Las paredes del estudio en el número 17 del Quai Voltaire estaban decoradas con grandes dibujos monocromáticos de Foujita. o bien pertenecían a nuestra casera, Mme. Ovise, o bien los había dejado allí un inquilino anterior. Pese a la presencia de unos gatos siameses muy conseguidos en algunos de los cuadros, aquellas obras de arte parecían indignas del estudio, donde yo sentía que se necesitaba algo más llamativo. Harry compartía mi opinión. En la Galerie Pierre, que estaba cerca (seguramente en la Rue de Seine), había una exposición de «construcciones» de Joan Miró. Estaban hechas con madera, yeso y pedazos de cuerda, en cierto modo reminiscentes del Merzbau de Kurt Schwitters, pero ideadas con miras de gustar. Harry hizo una visita a la Galerie Pierre y regresó con tres de aquellos Mirós. Alegraron el lugar y me hicieron sentir que realmente estaba en París y que era el año 1932. Los Foujitas sugerían otra época, la década anterior. (Cuando se tiene veinte años, una década es mucho tiempo). Metimos los Foujitas en un armario.

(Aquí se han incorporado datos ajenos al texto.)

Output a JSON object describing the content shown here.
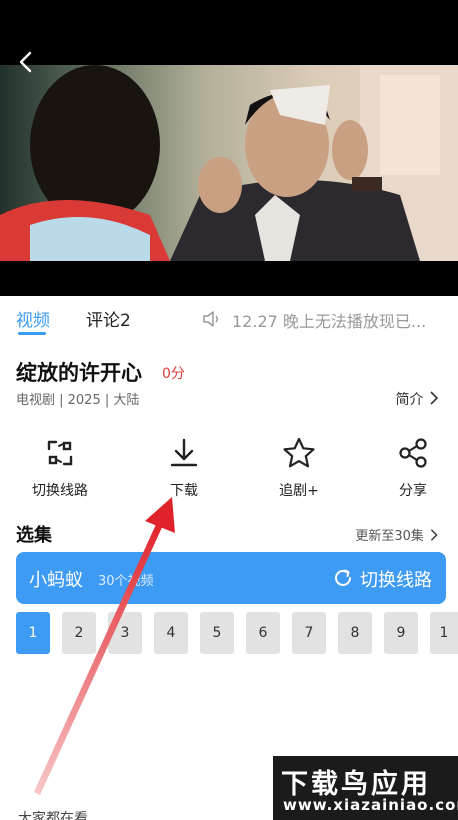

Menos de dos semanas después volví a casa una tarde para encontrar que el estudio estaba inusualmente apagado. Tardé sólo unos segundos en darme cuenta que los Foujitas volvían a ocupar sus lugares en la pared y que los Mirós habían desaparecido. La doncella no hubiese hecho aquello; sólo podía haber sido la portera o la propia Mme. Ovise. Me precipité escaleras abajo para hablar con la portera. Al principio no tenía la menor idea de lo que le estaba contando (o fingía no tenerla). Era porque describí los Mirós que faltaban como cuadros.



Al final entendió y dijo: «¿Monsieur se refiere a esos viejos trozos de madera que alguien puso en la pared? Los tiré. Pensé que monsieur se alegraría de haberse librado de ellos».



Se llevó a cabo un registro del sótano, y las construcciones, a las que yo seguía refiriéndome como obras de arte, para gran asombro de la portera, aparecieron en un rincón sobre una pila de leña menuda. No estaban en las mejores condiciones y tuvimos que volver a llevarlas a la Galerie Pierre para que las restaurasen. Al final fue el propio Miró quien las reconstruyó.